Pregnancy Category C
Avanafil is not indicated for use in women. There are no adequate and well-controlled studies of Avanafil in pregnant women.

Fetal Risk Summary
Based on animal data, Avanafil is predicted to have a low risk for major developmental abnormalities in humans.

Animal Data
In pregnant rats administered 100, 300, or 1000 mg/kg/day from gestation days 6 to 17, no evidence of teratogenicity, embryotoxicity, or fetotoxicity was observed at exposures up to approximately 8 times the exposure at the Maximum Recommended Human Dose (MRHD) of 200 mg based on AUCs for total avanafil (protein bound plus free avanafil). At the maternally toxic dose (1000 mg/kg/day), a dose producing exposures approximately 30 times the MRHD on an AUC basis, decreased fetal body weight occurred with no signs of teratogenicity. In pregnant rabbits administered 30, 60, 120, or 240 mg/kg/day from gestation days 6 to 18, no teratogenicity was observed at exposures up to approximately 6 times the human exposure at the MRHD based on AUC. At the high dose associated with maternally-reduced body weights, increased postimplantation loss was observed consistent with increased late resorptions. In a pre- and post-natal development study in rats given 100, 300, or 600 mg/kg/day on gestation days 6 through lactation day 20, offspring growth and maturation were reduced when maternal rats were given avanafil doses greater than or equal to 300 mg/kg/day resulting in exposures greater than or equal to 17 times the human exposure. There was no effect on reproductive performance of the maternal rats or offspring, or on the behavior of the offspring at up to the highest dose tested.

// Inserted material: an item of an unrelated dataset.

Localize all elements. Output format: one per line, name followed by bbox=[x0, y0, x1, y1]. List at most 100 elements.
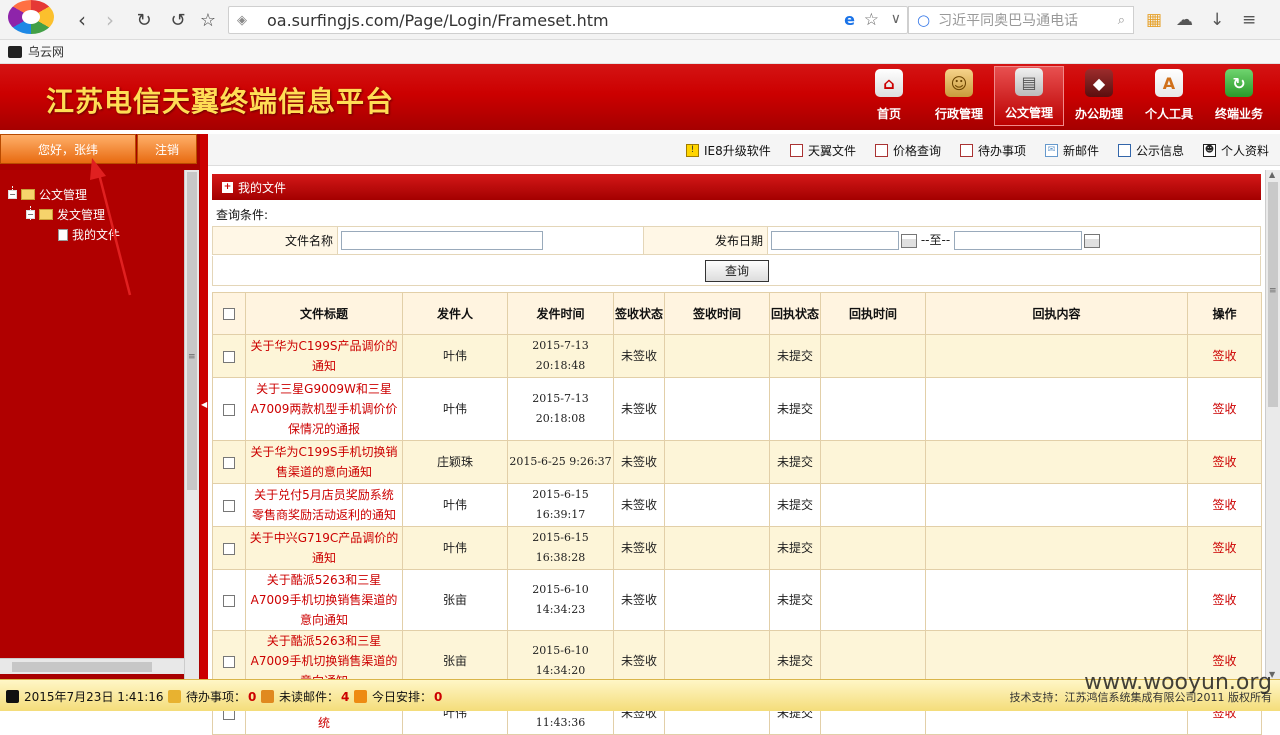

The no observed adverse effect level (NOAEL) for developmental toxicity (100 mg/kg/day) was approximately 2-fold greater than the systemic exposure in humans at the MRHD.

Pediatric Use
Avanafil is not indicated for use in pediatric patients. Safety and efficacy in patients below the age of 18 years has not been established.

Geriatric Use
Of the total number of subjects in clinical studies of avanafil, approximately 23% were 65 and over. No overall differences in efficacy and safety were observed between subjects over 65 years of age compared to younger subjects; therefore no dose adjustment is warranted based on age alone. However, a greater sensitivity to medication in some older individuals should be considered.

Renal Impairment
In a clinical pharmacology trial using single 200 mg doses, avanafil exposure (AUC or Cmax) in normal subjects was comparable to patients with mild (creatinine clearance greater than or equal to 60 to less than 90 mL/min) or moderate (creatinine clearance greater than or equal to 30 to less than 60 mL/min) renal impairment. No dose adjustment is necessary for patients with mild to moderate renal impairment (creatinine clearance greater than or equal to 30 to less than 90 mL/min). The pharmacokinetics of avanafil in patients with severe renal disease or on renal dialysis has not been studied; do not use Avanafil in such patients.

Hepatic Impairment
In a clinical pharmacology trial, avanafil AUC and Cmax in patients with mild hepatic impairment (Child-Pugh Class A) was comparable to that in healthy subjects when a dose of 200 mg was administered. Avanafil Cmax was approximately 51% lower and AUC was 11% higher in patients with moderate hepatic impairment (Child Pugh Class B) compared to subjects with normal hepatic function. No dose adjustment is necessary for patients with mild to moderate hepatic impairment (Child Pugh Class A or B). The pharmacokinetics of avanafil in patients with severe hepatic disease has not been studied; do not use Avanafil in such patients.